In summary, the problem is redefined as:
    $$\boxed{\pi^*= \argmax_\pi J(\pi) \quad \text{where} \quad J(\pi) = \mathbb{E}_{\tau \sim \pi_{old}} [\frac{\pi^\tau(a|s)}{\pi_{old}^\tau(a|s)}R(\tau)] \quad \text{s.t.} \quad \mathbb{E}_{\tau \sim \pi_{old}} [D_{KL}(\pi(a|s), \pi_{old}(a|s))] \leq \epsilon \quad \quad (7)}$$

Intuitively, Equ. (7) says that we can use $R(\tau)$, estimated by the data generated using the old policy $\tau \sim \pi_{old}$, to guide the SGD to update the new policy $\pi$, with the constraint that the distribution of old and new policy is not too different. 

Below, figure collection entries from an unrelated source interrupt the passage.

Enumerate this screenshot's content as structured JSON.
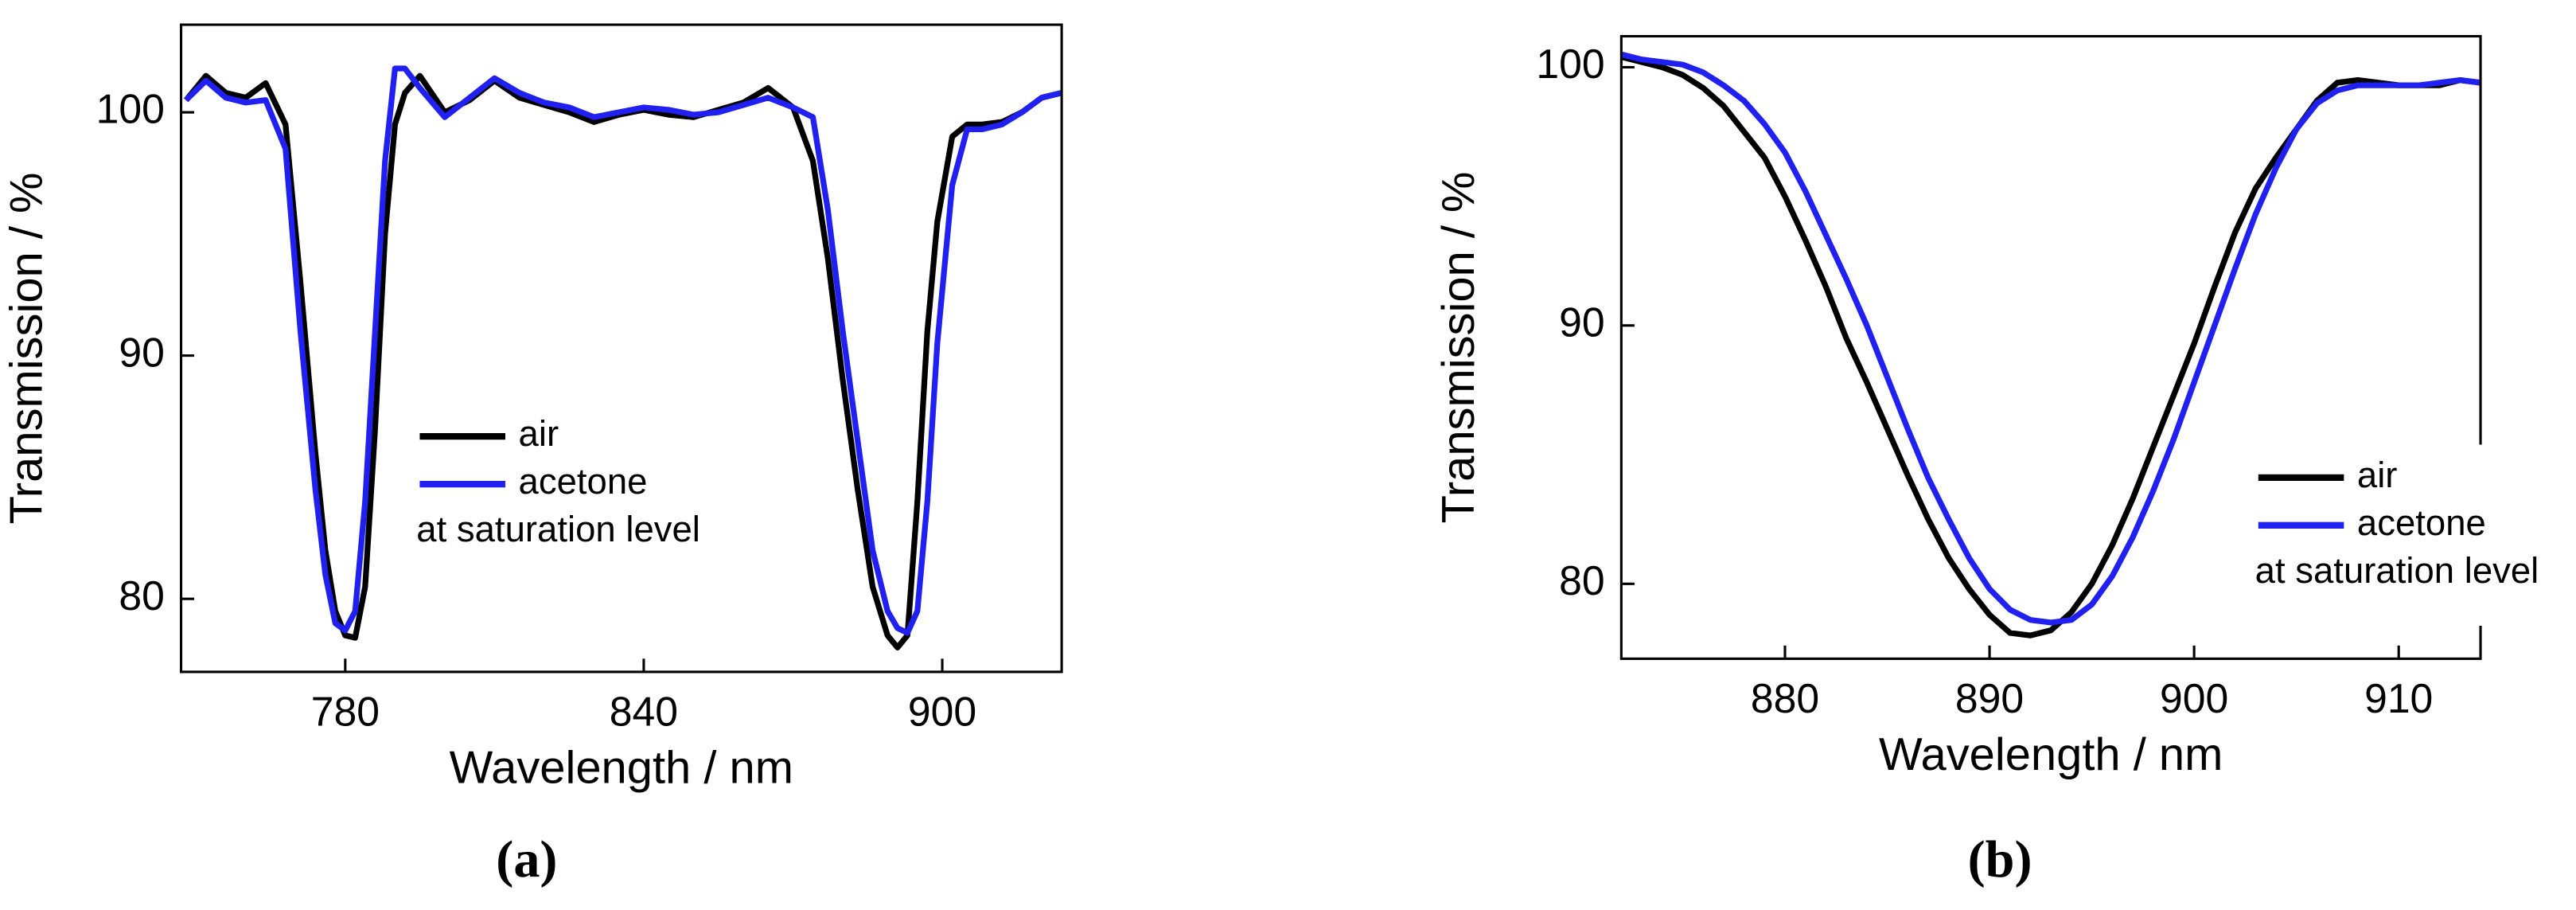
{
  "chart_data": [
    {
      "type": "line",
      "caption": "(a)",
      "x_label": "Wavelength / nm",
      "y_label": "Transmission / %",
      "x": [
        748,
        752,
        756,
        760,
        764,
        768,
        771,
        774,
        776,
        778,
        780,
        782,
        784,
        786,
        788,
        790,
        792,
        795,
        800,
        805,
        810,
        815,
        820,
        825,
        830,
        835,
        840,
        845,
        850,
        855,
        860,
        865,
        870,
        874,
        877,
        880,
        883,
        886,
        889,
        891,
        893,
        895,
        897,
        899,
        902,
        905,
        908,
        912,
        916,
        920,
        924
      ],
      "series": [
        {
          "name": "air",
          "color": "#000000",
          "values": [
            100.5,
            101.5,
            100.8,
            100.6,
            101.2,
            99.5,
            93,
            86,
            82,
            79.5,
            78.5,
            78.4,
            80.5,
            87,
            95,
            99.5,
            100.8,
            101.5,
            100,
            100.5,
            101.3,
            100.6,
            100.3,
            100,
            99.6,
            99.9,
            100.1,
            99.9,
            99.8,
            100.1,
            100.4,
            101,
            100.2,
            98,
            94,
            89,
            84.5,
            80.5,
            78.5,
            78,
            78.5,
            84,
            91,
            95.5,
            99,
            99.5,
            99.5,
            99.6,
            100,
            100.6,
            100.8
          ]
        },
        {
          "name": "acetone",
          "color": "#2020f0",
          "values": [
            100.5,
            101.3,
            100.6,
            100.4,
            100.5,
            98.5,
            91,
            84.5,
            81,
            79,
            78.7,
            79.5,
            84,
            91,
            98,
            101.8,
            101.8,
            101,
            99.8,
            100.6,
            101.4,
            100.8,
            100.4,
            100.2,
            99.8,
            100,
            100.2,
            100.1,
            99.9,
            100,
            100.3,
            100.6,
            100.2,
            99.8,
            96,
            91,
            86.5,
            82,
            79.5,
            78.8,
            78.6,
            79.5,
            84,
            90.5,
            97,
            99.3,
            99.3,
            99.5,
            100,
            100.6,
            100.8
          ]
        }
      ],
      "legend_note": "at saturation level",
      "legend": "center",
      "xlim": [
        747,
        924
      ],
      "xticks": [
        780,
        840,
        900
      ],
      "ylim": [
        77,
        103.6
      ],
      "yticks": [
        80,
        90,
        100
      ]
    },
    {
      "type": "line",
      "caption": "(b)",
      "x_label": "Wavelength / nm",
      "y_label": "Transmission / %",
      "x": [
        872,
        873,
        874,
        875,
        876,
        877,
        878,
        879,
        880,
        881,
        882,
        883,
        884,
        885,
        886,
        887,
        888,
        889,
        890,
        891,
        892,
        893,
        894,
        895,
        896,
        897,
        898,
        899,
        900,
        901,
        902,
        903,
        904,
        905,
        906,
        907,
        908,
        909,
        910,
        911,
        912,
        913,
        914
      ],
      "series": [
        {
          "name": "air",
          "color": "#000000",
          "values": [
            100.4,
            100.2,
            100,
            99.7,
            99.2,
            98.5,
            97.5,
            96.5,
            95,
            93.3,
            91.5,
            89.5,
            87.8,
            86,
            84.2,
            82.5,
            81,
            79.8,
            78.8,
            78.1,
            78,
            78.2,
            78.9,
            80,
            81.5,
            83.3,
            85.3,
            87.3,
            89.3,
            91.5,
            93.6,
            95.3,
            96.5,
            97.6,
            98.7,
            99.4,
            99.5,
            99.4,
            99.3,
            99.3,
            99.3,
            99.5,
            99.4
          ]
        },
        {
          "name": "acetone",
          "color": "#2020f0",
          "values": [
            100.5,
            100.3,
            100.2,
            100.1,
            99.8,
            99.3,
            98.7,
            97.8,
            96.7,
            95.2,
            93.5,
            91.8,
            90,
            88,
            86,
            84.1,
            82.5,
            81,
            79.8,
            79,
            78.6,
            78.5,
            78.6,
            79.2,
            80.3,
            81.8,
            83.6,
            85.6,
            87.8,
            90,
            92.2,
            94.3,
            96.1,
            97.6,
            98.6,
            99.1,
            99.3,
            99.3,
            99.3,
            99.3,
            99.4,
            99.5,
            99.4
          ]
        }
      ],
      "legend_note": "at saturation level",
      "legend": "lower right",
      "xlim": [
        872,
        914
      ],
      "xticks": [
        880,
        890,
        900,
        910
      ],
      "ylim": [
        77.1,
        101.2
      ],
      "yticks": [
        80,
        90,
        100
      ]
    }
  ]
}
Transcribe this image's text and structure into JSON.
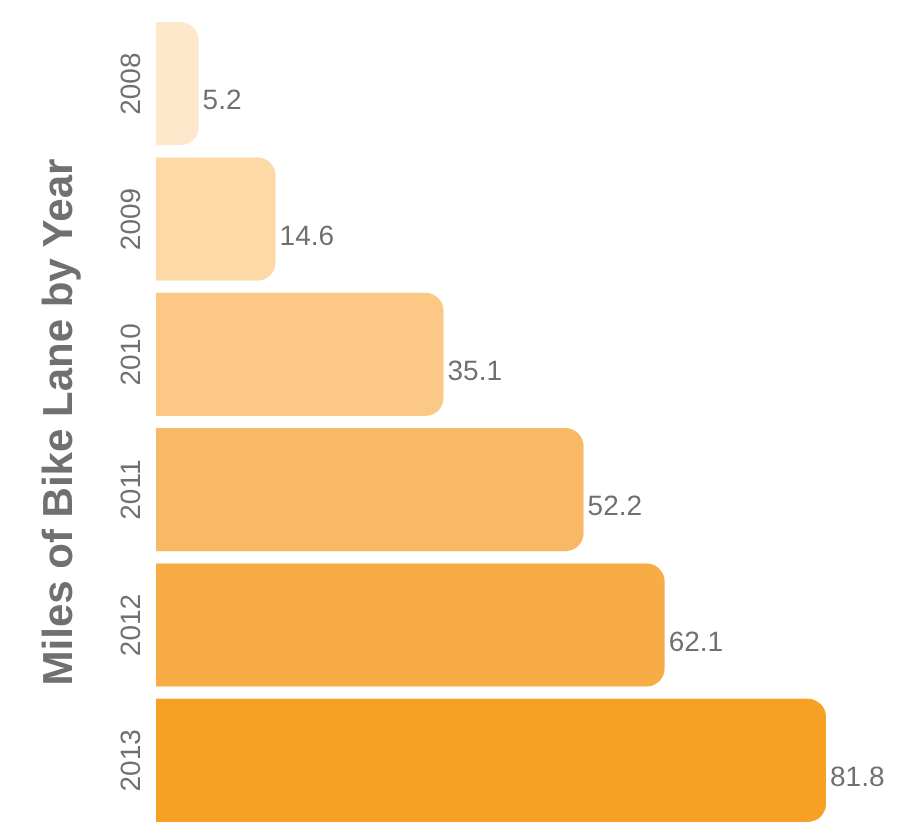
{
  "chart_data": {
    "type": "bar",
    "orientation": "horizontal",
    "ylabel": "Miles of Bike Lane by Year",
    "categories": [
      "2008",
      "2009",
      "2010",
      "2011",
      "2012",
      "2013"
    ],
    "values": [
      5.2,
      14.6,
      35.1,
      52.2,
      62.1,
      81.8
    ],
    "colors": [
      "#fde8cb",
      "#fcd9a6",
      "#fbc985",
      "#f9b964",
      "#f8ac45",
      "#f6a024"
    ],
    "data_labels": true
  }
}
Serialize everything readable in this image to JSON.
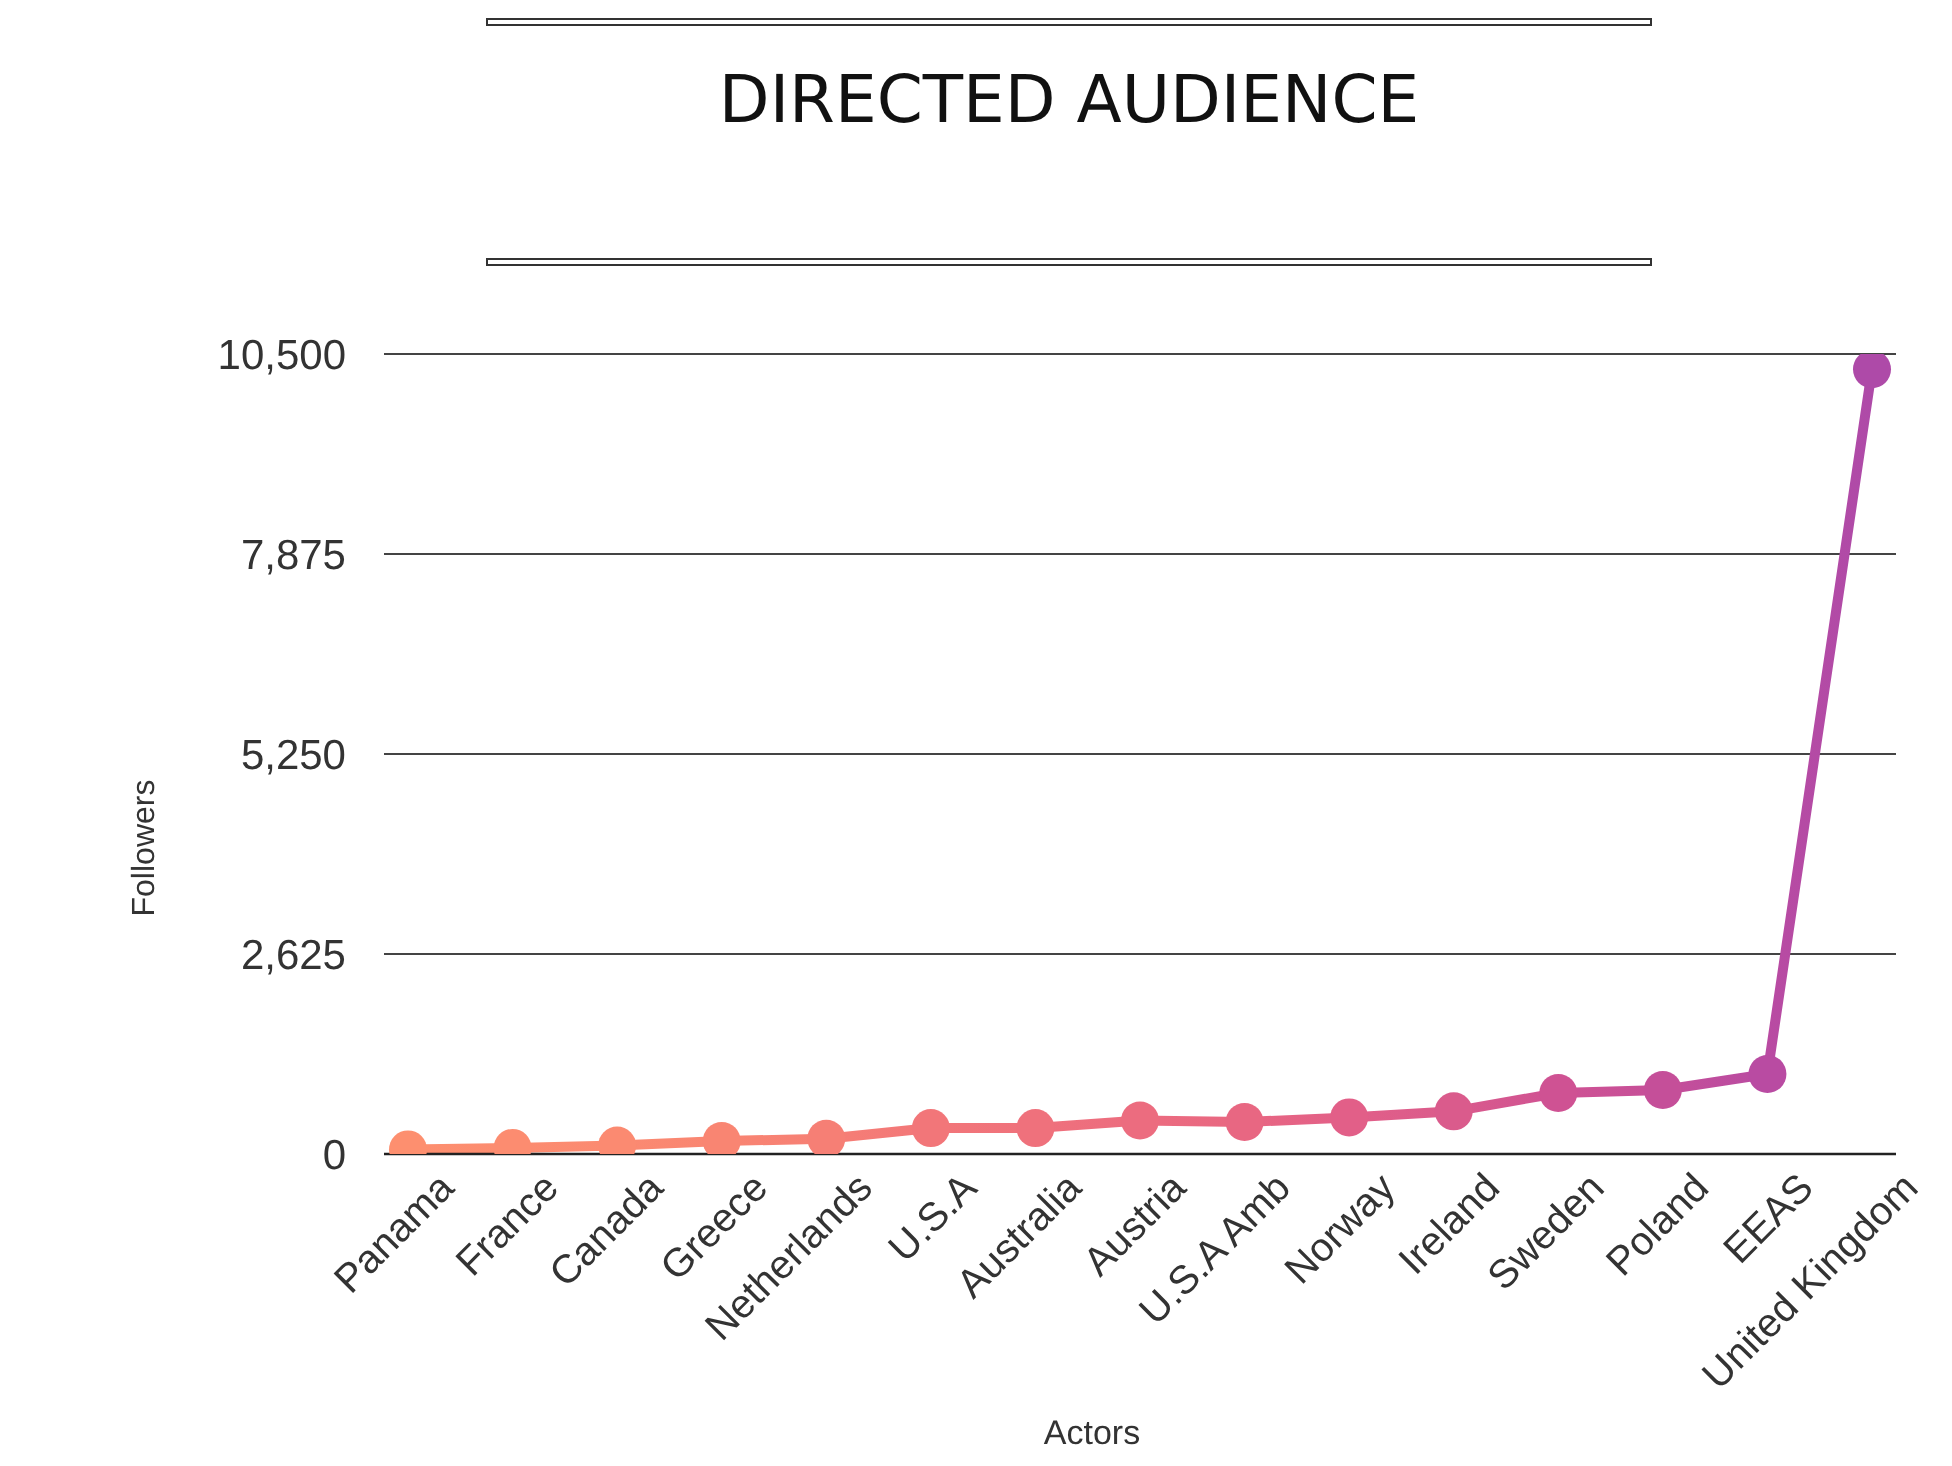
{
  "chart_data": {
    "type": "line",
    "title": "DIRECTED AUDIENCE",
    "xlabel": "Actors",
    "ylabel": "Followers",
    "categories": [
      "Panama",
      "France",
      "Canada",
      "Greece",
      "Netherlands",
      "U.S.A",
      "Australia",
      "Austria",
      "U.S.A Amb",
      "Norway",
      "Ireland",
      "Sweden",
      "Poland",
      "EEAS",
      "United Kingdom"
    ],
    "values": [
      60,
      80,
      110,
      170,
      200,
      340,
      340,
      440,
      420,
      480,
      560,
      800,
      840,
      1050,
      10300
    ],
    "colors": [
      "#fd8f6f",
      "#fc8c70",
      "#fb8a71",
      "#f98572",
      "#f67f75",
      "#f27679",
      "#ef717c",
      "#ec6c7f",
      "#e86782",
      "#e25f88",
      "#da5b8c",
      "#cf5293",
      "#c54f99",
      "#b94ba2",
      "#ae4aa8"
    ],
    "ylim": [
      0,
      10500
    ],
    "yticks": [
      0,
      {
        "value": 2625,
        "label": "2,625"
      },
      {
        "value": 5250,
        "label": "5,250"
      },
      {
        "value": 7875,
        "label": "7,875"
      },
      {
        "value": 10500,
        "label": "10,500"
      }
    ],
    "grid": "y",
    "marker": "circle",
    "line_style": "solid"
  }
}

Note that, **$\pi$ is the new policy and not available at the current step, e.g. it is the result after updating.** All the collected data and computation are performed using the old policy $\pi_{old}$. Therefore, the gradient of the loss function is still evaluated at $\theta_{old}$. Concretely, using the Log-derivative trick as done in [Vanila Policy Optimization Solution](docs/Vanila_Policy_Optimization.ipynb),
    $$ \nabla_\theta J(\pi_\theta) \bigg\rvert_{\theta=\theta_{old}}= \mathbb{E}_{\tau \sim \pi_{old}} [\frac{\nabla_\theta \pi_\theta(a|s)}{\pi_{\theta_{old}}(a|s)}R(\tau)] \bigg\rvert_{\theta=\theta_{old}}
                                   = \mathbb{E}_{\tau \sim \pi_{old}} [\frac{\pi_\theta(a|s) \nabla_\theta \log \pi_\theta(a|s)}{\pi_{\theta_{old}}(a|s)}R(\tau)] \bigg\rvert_{\theta=\theta_{old}} =  \mathbb{E}_{\tau \sim \pi_{old}} [\nabla_\theta \log \pi_\theta(a|s) R(\tau)]\bigg\rvert_{\theta=\theta_{old}} $$
which is exactly the same gradient of Vanila PO in Equ (2). So, event we change the objective function $J(\theta)$, its gradient does not change. The change of total gradient is only due to the contrainst added. 

## II. Solution 
To solve constraint problem, we can use Largrange Multiplier, as done in TRPO. However, the solution is complicated and hard to implement. PPO proposes two simpler solutions:
+ PPO-Penalty: We can move the constraint into the loss function as the form of regularization, or penalty:
    $$ J(\pi) = \mathbb{E}_{\tau \sim \pi_{old}} \left[\frac{\pi(a|s)}{\pi_{old}(a|s)}R(\tau) - \alpha D_{KL}(\pi(a|s), \pi_{old}(a|s)) \right] \quad \quad (7)$$
+ PPO-Clip: We clip the ratio $r_\pi=\frac{\pi(a|s)}{\pi_{old}(a|s)} \in (1-\epsilon,1+\epsilon)$ to ensure the distribution of old and new policy is not too different. Specifically, 
    $$ J(\pi_\theta) = \mathbb{E}_{\tau \sim \pi_{old}}[L(s,a,\theta_{old},\theta)] \quad \text{where} \quad  L(s,a,\theta_{old},\theta) = 
        \begin{cases}
            \max(r_\pi,1 + \epsilon)R(\tau) \quad \text{if} \quad R(\tau) > 0\\
            \min(r_\pi,1 - \epsilon)R(\tau) \quad \text{if} \quad R(\tau) < 0 \\
        \end{cases}$$
  Although PPO-Clip is much simpler to implement, it is still possible to end up with a new policy which is too far from the old policy. There are several tips to handle this case. The simple one is to use Early stoping. If the mean KL-divergence of the new policy from the old grows beyond a threshold, we stop taking gradient steps.